Onyx scowls. “Is that supposed to be a joke?”

“It was an honest question, if you can believe that.”

Onyx gestures pointedly to her gem. “Informants don’t go near me. One of the bad guys, remember?”

A peculiar expression crosses Tourmaline’s face, but that’s when Onyx catches a glimpse of one of the talcs talking to her apatite friend.

Everything comes together after that, and her eyes fly open. None of it ever made sense in her last cohort, those whispered rumors about an apatite finding out about This or That, wondering what she would do about Event A or B.

She looks so weak. Well, apatites don’t have very high Mohs to begin with, but those striations, those thin arms…

But all of the pieces fit.
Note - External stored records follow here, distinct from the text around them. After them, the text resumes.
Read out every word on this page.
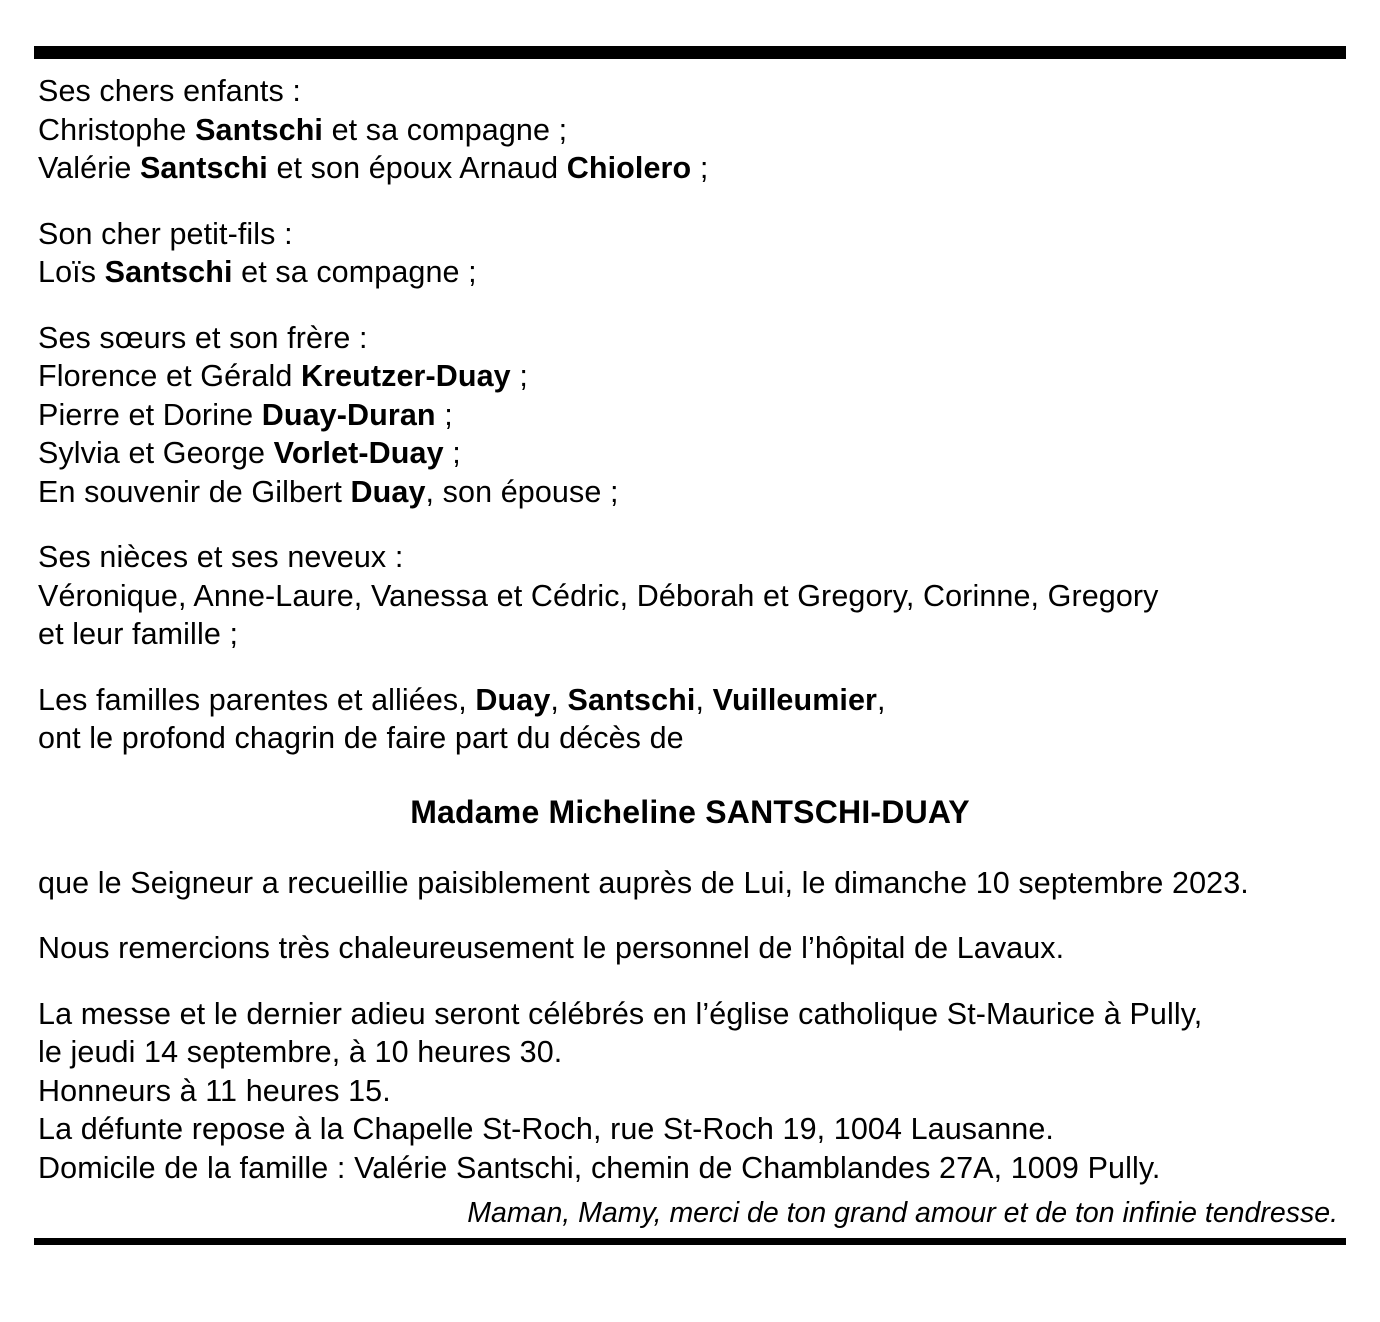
Ses chers enfants :
Christophe Santschi et sa compagne ;
Valérie Santschi et son époux Arnaud Chiolero ;
Son cher petit-fils :
Loïs Santschi et sa compagne ;
Ses sœurs et son frère :
Florence et Gérald Kreutzer-Duay ;
Pierre et Dorine Duay-Duran ;
Sylvia et George Vorlet-Duay ;
En souvenir de Gilbert Duay, son épouse ;
Ses nièces et ses neveux :
Véronique, Anne-Laure, Vanessa et Cédric, Déborah et Gregory, Corinne, Gregory
et leur famille ;
Les familles parentes et alliées, Duay, Santschi, Vuilleumier,
ont le profond chagrin de faire part du décès de
Madame Micheline SANTSCHI-DUAY
que le Seigneur a recueillie paisiblement auprès de Lui, le dimanche 10 septembre 2023.
Nous remercions très chaleureusement le personnel de l’hôpital de Lavaux.
La messe et le dernier adieu seront célébrés en l’église catholique St-Maurice à Pully,
le jeudi 14 septembre, à 10 heures 30.
Honneurs à 11 heures 15.
La défunte repose à la Chapelle St-Roch, rue St-Roch 19, 1004 Lausanne.
Domicile de la famille : Valérie Santschi, chemin de Chamblandes 27A, 1009 Pully.
Maman, Mamy, merci de ton grand amour et de ton infinie tendresse.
Her reaction to Tourmaline, Tourmaline’s seemingly implicit knowledge about Onyx (well, part of that is probably Ruby’s fault, but still). No other conclusion really makes sense.

“That’s her,” Onyx says, torn between shock and incredulity. “She’s the one—!”

Tourmaline abruptly scowls. “You know, I’m not sure I appreciate how much focus you’re putting on everything else. I’m the one who’s having a conversation with you, you know.”

Onyx blinks, bemused and suspicious (which, to be fair, is how she wears bemusement these days). What gives this tourmaline a right to be so familiar with her, anyway? “Have we ever actually met before?” she asks outright.

“No.” This does not perturb Tourmaline as much as Onyx thinks it should, because then she grins. It’s a nice smile, Onyx supposes, but still far too personal and forward coming from a gem who might actually be able to pose a physical threat to her—a gem with whom she should be acquaintances, at best. “But we have now!”

There is such a hefty tone of implication in that last statement that Onyx can only bristle, uncomfortable. What in the cosmos had Ruby told these people about her? If she were still here, Onyx would be going after her.

Except Ruby isn’t here. Onyx is at her old cohort instead, and one of Ruby’s old friends has apparently taken a shine to her. Whatever her reasons or motives, right now Tourmaline’s overt friendliness may just be what helps Onyx survive this rec time, and all of the others to come until she fully assimilates with the rest of the cohort (if that is even possible; she’s doubtful).

She had wanted a way to make it through this transfer more or less unscathed, hadn’t she? Well, this might be a way. Beggars can’t be choosers, and if Tourmaline has connections with the Apatite, well…

Onyx makes herself smile. She’s not used to smiling, it feels odd an inappropriate on her face, but she thinks she manages without making herself look too toothy and animalistic. “Yes, I suppose we have.”